Jardim dos Mestres

A deterioração do homem

PENSO que deveria ser de sumo interesse para a maioria de nós observar a deterioração que está solapando o caráter, a estabilidade, a natureza do homem. Essa deterioração se faz notar em todos os níveis de atividade. Neste país, principalmente, ela é muito visível – este país que sempre se supôs muito religioso, por tradição, por herança, e pela constante repetição de certas frases e idéias religiosas. Pode-se observar que, aqui, a deterioração é muito mais profunda, mais generalizada e, aparentemente, muito poucos se preocupam com ela. Os que se preocupam tratam de ressuscitar o passado, de volver às velhas e venerandas tradições, costumes, hábitos e atitudes de pensamento, aos antigos valores. Ou, ainda, buscam uma solução social ou econômica. Como quer que seja, é bem evidente que os que levam a vida a sério, ou se refugiam no passado, em suas velhas idéias visionárias, ou tratam de cultivar um novo conceito, uma nova fórmula, social ou religiosamente.

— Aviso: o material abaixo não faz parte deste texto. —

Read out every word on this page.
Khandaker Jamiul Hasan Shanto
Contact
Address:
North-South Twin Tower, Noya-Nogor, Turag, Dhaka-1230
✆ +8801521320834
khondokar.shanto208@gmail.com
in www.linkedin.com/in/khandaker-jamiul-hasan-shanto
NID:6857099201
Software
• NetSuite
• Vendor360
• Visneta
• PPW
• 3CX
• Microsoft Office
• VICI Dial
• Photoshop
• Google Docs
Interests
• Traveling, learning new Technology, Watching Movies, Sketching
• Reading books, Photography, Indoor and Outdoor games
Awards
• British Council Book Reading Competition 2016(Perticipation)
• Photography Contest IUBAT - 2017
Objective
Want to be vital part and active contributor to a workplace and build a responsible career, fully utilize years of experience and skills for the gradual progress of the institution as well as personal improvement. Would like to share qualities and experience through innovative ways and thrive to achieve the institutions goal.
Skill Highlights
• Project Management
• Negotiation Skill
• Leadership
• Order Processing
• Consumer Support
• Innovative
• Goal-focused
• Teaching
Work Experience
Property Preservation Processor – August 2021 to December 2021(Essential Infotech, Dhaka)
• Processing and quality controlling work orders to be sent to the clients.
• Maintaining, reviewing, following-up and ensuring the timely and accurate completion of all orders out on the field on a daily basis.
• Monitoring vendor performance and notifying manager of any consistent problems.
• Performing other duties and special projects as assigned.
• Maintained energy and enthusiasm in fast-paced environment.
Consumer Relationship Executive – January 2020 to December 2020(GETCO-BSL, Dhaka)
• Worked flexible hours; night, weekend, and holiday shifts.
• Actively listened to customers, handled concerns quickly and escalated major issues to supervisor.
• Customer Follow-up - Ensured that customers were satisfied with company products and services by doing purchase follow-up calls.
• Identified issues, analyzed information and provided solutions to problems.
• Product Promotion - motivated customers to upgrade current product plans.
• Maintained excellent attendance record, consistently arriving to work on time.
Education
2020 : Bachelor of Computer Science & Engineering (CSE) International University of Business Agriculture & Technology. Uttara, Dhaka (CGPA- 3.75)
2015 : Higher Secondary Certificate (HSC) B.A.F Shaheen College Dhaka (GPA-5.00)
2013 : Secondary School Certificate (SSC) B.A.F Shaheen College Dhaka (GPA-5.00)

Vendo-se o que se está passando no mundo, e principalmente neste país, parece-me que o que se faz necessário é uma revolução total na consciência. E não será possível tal revolução, se permanecermos insensatamente apegados a crenças, idéias e conceitos. Não encontraremos saída de nossa confusão, angústia, conflito, pela constante repetição do Gita, do Upanishads e demais livros sagrados; isso poderá levar à hipocrisia, a uma vida de insinceridade, de interminável pregação moral, porém nunca a enfrentar realidades. O que nos cumpre fazer é, segundo me parece, tornar-nos cônscios das condições de nossa existência diária, de nossos infortúnios, nossas angústias, nossa confusão e conflito, e tratar de compreendê-los tão profundamente que possamos lançar uma base adequada, para começar. Não há outra solução. Temos de enfrentar-nos assim como somos e não como deveríamos ser, segundo um certo padrão ou ideal. Temos de ver realmente o que somos e, daí, iniciar a transformação radical.

Direis: “Que efeito ou valor pode ter uma transformação individual? Como poderá isso alterar o curso da existência humana? Que pode um só indivíduo fazer?” – Esta me parece uma pergunta errônea, porque não existe tal coisa – consciência individual; só há consciência, da qual somos uma parte. Um indivíduo pode segregar-se, cercar-se dentro de um determinado espaço chamado “Eu”. Mas esse Eu está relacionado com o todo, esse Eu não é separado. E, com a transformação dessa seção especial, dessa determinada parte, podemos influir na totalidade da consciência. Considero muito importante compreender que não estamos falando de salvação individual ou reforma individual, porém, sim, da necessidade de estarmos conscientes da parte em relação com o todo. Desse percebimento nascerá uma ação que atingirá o todo.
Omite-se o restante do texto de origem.